コネクトーム
脳における情報処理は,多数の神経細胞(ニューロン)のつながりがつくる「ネットワーク」を舞台として,その上を信号が縦横に伝搬することにより演じられる.現在,この舞台の「構造」およびそこに演じられる「機能」を記述する全脳ネットワーク地図−「コネクトーム」−の解明が活発に進められている.線虫の一種であるC.elegans の神経系は302個のニューロンからなり,それらの間の接続構造は電顕写真再構成法により完全に特定された.より高等な動物の脳の領野間接続の解明には,古くから神経線維連絡解析(tract tracing )が用いられてきたが,近年,拡散テンソル画像法(diffusion tensor imaging,DTI )の発達により,領野間の結線構造を生きたままで一挙・包括的に明らかにすることが可能になった.核磁気共鳴機能画像法(functional magnetic resonance imaging,fMRI )により記録された活動信号に基づいて部位間の関係を時間相関で定めることにより,機能ネットワークが構成される.様々な種(ヒト,サル,線虫,その他),様々なレベル(ニューロン自体,あるいは,測定方法の解像度によって定められる区画をノードとする粒度)のコネクトームデータが蓄積されつつあり,その多くが公開され,利用可能となっている.
複雑ネットワーク科学
「複雑ネットワーク科学」は,現実世界の様々なネットワーク( WWW/インターネット,ソーシャルネットワーク,遺伝子制御・タンパク相互作用ネットワーク,その他)の性質を,主に物理学の方法を用いて明らかにするものであり,この十余年に急速に発展した新しい学問分野である.複雑ネットワークの性質の中で,特に重要なものが「コミュニティ構造」である.「コミュニティ」とは,ノードが密につながったかたまり部分のことである(図1).個々のコミュニティには一つひとつの意味が対応すると考えられる.したがって,ある複雑系を理解するためには,その複雑系を記述するネットワークに内在する個々のコミュニティを特定すること,さらには,これらのコミュニティがどう組織化されているかを知ることが本質的に重要である.そのため,ネットワークから効果的・効率的にコミュニティを検出するアルゴリズムの開発が,複雑ネットワーク科学の中心テーマの一つとなっている.

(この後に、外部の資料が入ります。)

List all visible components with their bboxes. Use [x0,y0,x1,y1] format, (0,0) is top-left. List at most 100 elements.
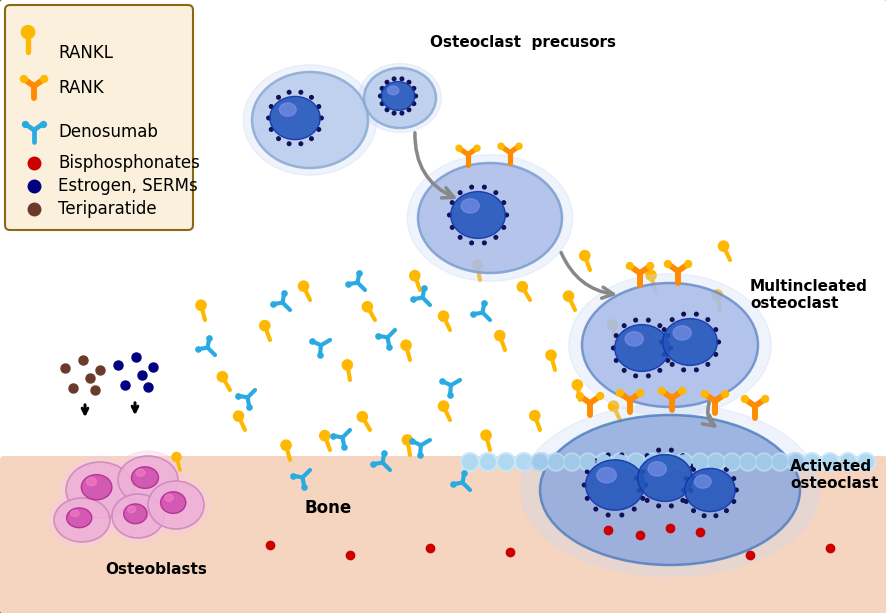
Text: Osteoblasts: Osteoblasts [105,563,206,577]
Circle shape [579,453,596,471]
Ellipse shape [165,494,173,501]
Circle shape [756,455,770,469]
Circle shape [688,464,692,467]
Circle shape [438,311,448,321]
Circle shape [659,454,675,470]
Circle shape [669,504,672,508]
Circle shape [196,300,206,310]
Circle shape [747,452,767,472]
Circle shape [516,454,532,470]
Circle shape [641,454,657,470]
Circle shape [740,455,754,469]
Circle shape [657,324,661,327]
Ellipse shape [59,457,141,524]
Circle shape [450,201,454,204]
Circle shape [400,112,403,115]
Circle shape [713,454,729,470]
Ellipse shape [269,96,320,140]
Circle shape [724,468,727,471]
Ellipse shape [82,474,112,500]
Circle shape [644,455,658,469]
Circle shape [596,392,602,399]
Circle shape [681,368,685,371]
Circle shape [711,452,731,472]
Circle shape [659,340,663,344]
Ellipse shape [243,65,377,175]
Circle shape [729,452,750,472]
Circle shape [670,318,673,321]
Circle shape [438,401,448,411]
Circle shape [619,513,623,517]
Circle shape [621,452,641,472]
Circle shape [455,145,462,151]
Circle shape [821,454,837,470]
Circle shape [772,455,786,469]
Circle shape [783,452,803,472]
Circle shape [668,346,672,350]
Text: Multincleated
osteoclast: Multincleated osteoclast [750,279,867,311]
Circle shape [529,411,540,421]
FancyBboxPatch shape [0,456,886,613]
Circle shape [309,137,313,140]
Ellipse shape [54,498,110,542]
Circle shape [819,452,839,472]
Circle shape [545,350,556,360]
Ellipse shape [387,86,399,95]
Circle shape [582,483,586,487]
Circle shape [801,452,821,472]
Circle shape [680,454,684,457]
Circle shape [299,91,302,94]
Circle shape [392,77,395,81]
Circle shape [645,454,649,457]
FancyArrowPatch shape [561,253,613,298]
Circle shape [549,452,570,472]
Circle shape [516,143,522,149]
Circle shape [701,390,707,397]
Text: RANKL: RANKL [58,44,113,62]
Circle shape [680,498,684,502]
Circle shape [731,454,747,470]
Circle shape [741,395,748,402]
Circle shape [378,94,382,98]
Circle shape [276,96,280,99]
Ellipse shape [417,163,562,273]
Circle shape [269,105,273,109]
Circle shape [595,453,612,471]
Circle shape [676,455,690,469]
Ellipse shape [358,64,441,132]
Circle shape [681,312,685,316]
Circle shape [470,185,473,189]
Circle shape [711,290,721,300]
Circle shape [357,412,367,422]
Circle shape [172,452,181,462]
Ellipse shape [568,273,770,416]
Circle shape [460,452,479,472]
Circle shape [276,137,280,140]
Circle shape [738,453,756,471]
Circle shape [563,291,573,301]
Circle shape [473,145,479,151]
Ellipse shape [407,154,572,281]
Circle shape [471,260,482,270]
Ellipse shape [694,475,711,488]
Circle shape [412,102,416,105]
Circle shape [684,477,688,481]
Circle shape [640,452,659,472]
Circle shape [657,448,660,452]
Circle shape [414,94,417,98]
Circle shape [495,452,516,472]
Circle shape [646,318,649,322]
Circle shape [665,334,669,337]
Circle shape [616,389,623,397]
Circle shape [708,455,722,469]
Circle shape [632,459,635,463]
Circle shape [641,470,644,473]
Circle shape [342,360,352,370]
Ellipse shape [136,469,144,476]
Circle shape [789,455,802,469]
FancyArrowPatch shape [702,403,714,426]
Circle shape [734,488,737,492]
Circle shape [657,368,661,372]
Circle shape [684,261,691,267]
Ellipse shape [520,404,819,576]
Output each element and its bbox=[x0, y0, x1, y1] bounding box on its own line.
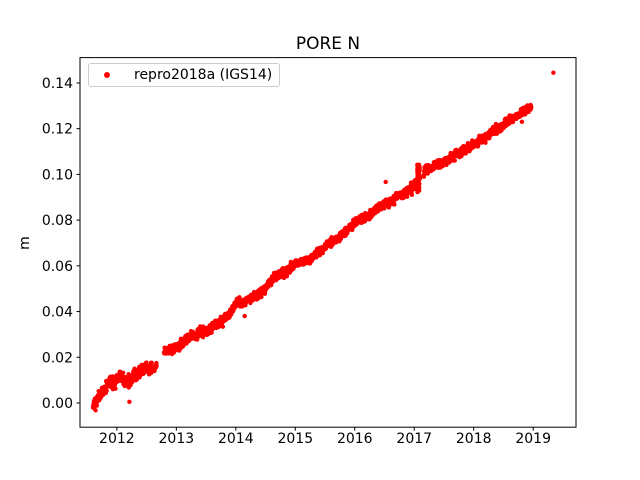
chart-title: PORE N bbox=[295, 34, 361, 54]
x-tick-label: 2018 bbox=[456, 431, 492, 447]
outlier-point bbox=[519, 119, 525, 125]
data-point bbox=[220, 324, 225, 329]
x-tick-label: 2019 bbox=[515, 431, 551, 447]
y-tick-label: 0.08 bbox=[42, 213, 73, 229]
legend: repro2018a (IGS14) bbox=[88, 63, 280, 87]
data-point bbox=[476, 143, 481, 148]
y-tick-label: 0.12 bbox=[42, 122, 73, 138]
outlier-point bbox=[551, 70, 556, 75]
x-tick-label: 2012 bbox=[99, 431, 135, 447]
cluster-point bbox=[415, 181, 420, 186]
cluster-point bbox=[416, 164, 421, 169]
y-tick-label: 0.02 bbox=[42, 350, 73, 366]
data-point bbox=[529, 105, 534, 110]
y-tick-label: 0.04 bbox=[42, 305, 73, 321]
data-point bbox=[149, 360, 154, 365]
data-point bbox=[93, 408, 98, 413]
y-tick-label: 0.00 bbox=[42, 396, 73, 412]
data-point bbox=[483, 140, 488, 145]
data-point bbox=[120, 370, 126, 375]
outlier-point bbox=[242, 313, 247, 319]
axes-frame bbox=[79, 57, 577, 428]
data-point bbox=[144, 360, 149, 365]
cluster-point bbox=[416, 170, 422, 175]
outlier-point bbox=[383, 179, 388, 185]
data-point bbox=[94, 403, 100, 408]
x-tick-label: 2015 bbox=[277, 431, 313, 447]
data-point bbox=[386, 205, 392, 210]
y-tick-label: 0.06 bbox=[42, 259, 73, 275]
data-point bbox=[405, 194, 410, 199]
outlier-point bbox=[127, 399, 132, 404]
data-point bbox=[113, 386, 118, 391]
data-points bbox=[90, 70, 556, 413]
x-tick-label: 2016 bbox=[337, 431, 373, 447]
legend-label: repro2018a (IGS14) bbox=[134, 67, 273, 83]
cluster-point bbox=[415, 174, 420, 179]
data-point bbox=[104, 388, 109, 393]
x-tick-label: 2014 bbox=[218, 431, 254, 447]
x-tick-label: 2013 bbox=[159, 431, 195, 447]
y-tick-label: 0.14 bbox=[42, 76, 73, 92]
data-point bbox=[409, 192, 415, 197]
data-point bbox=[154, 363, 159, 368]
legend-marker-dot bbox=[104, 72, 110, 78]
data-point bbox=[392, 202, 397, 207]
x-tick-label: 2017 bbox=[396, 431, 432, 447]
cluster-point bbox=[415, 187, 420, 192]
y-tick-label: 0.10 bbox=[42, 167, 73, 183]
data-point bbox=[452, 158, 457, 163]
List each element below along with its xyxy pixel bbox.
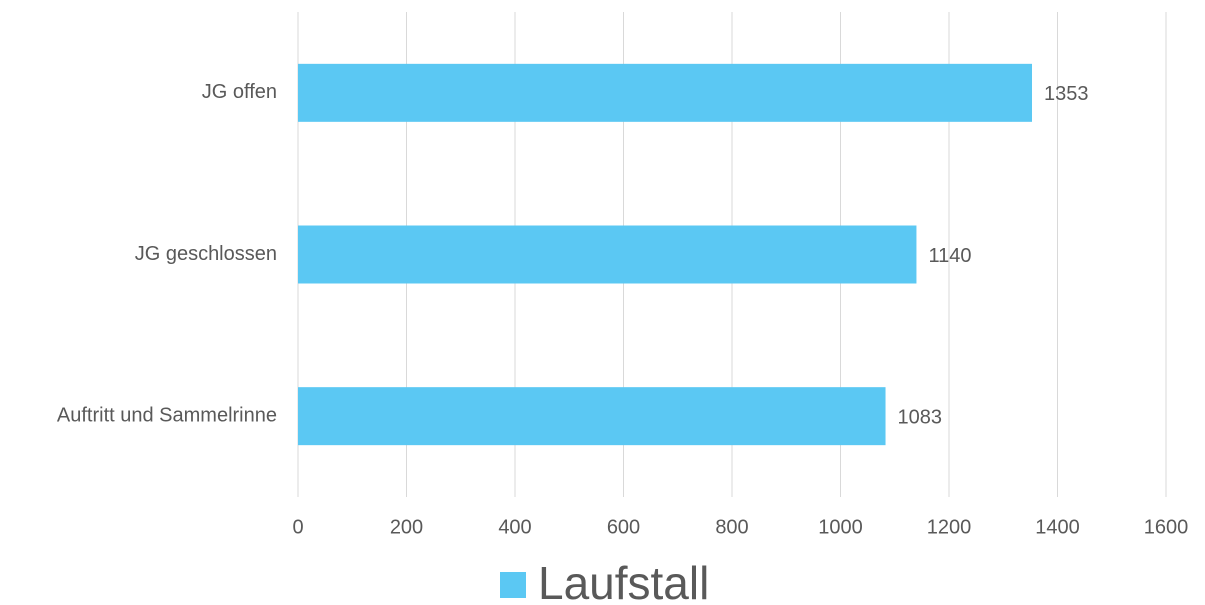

全脳ネットワーク分析:コネクトームと複雑ネットワーク科学の融合
「全脳ネットワークの個々のコミュニティが脳情報処理における一つひとつの機能モジュールに対応する」ならば,全脳ネットワークのコミュニティ構造を明らかにすることが,脳の情報処理アーキテクチャにせまるための本道ということになる.こうして,複雑ネットワーク科学で開発された分析手法を用いてコネクトームデータを分析する試み−「全脳ネットワーク分析」−がはじまった.すでに,全脳ネットワークにおける個々のコミュニティが実際の脳機能に対応すること,これらのコミュニティが「リッチクラブ」とよばれる背骨構造を通じて統合されること,などがわかってきた.全脳ネットワーク分析は,脳の情報処理アーキテクチャ解明のための主要なアプローチとして,また,近年の「ビッグデータ」の潮流とも相まって,今後大きく発展すると期待される.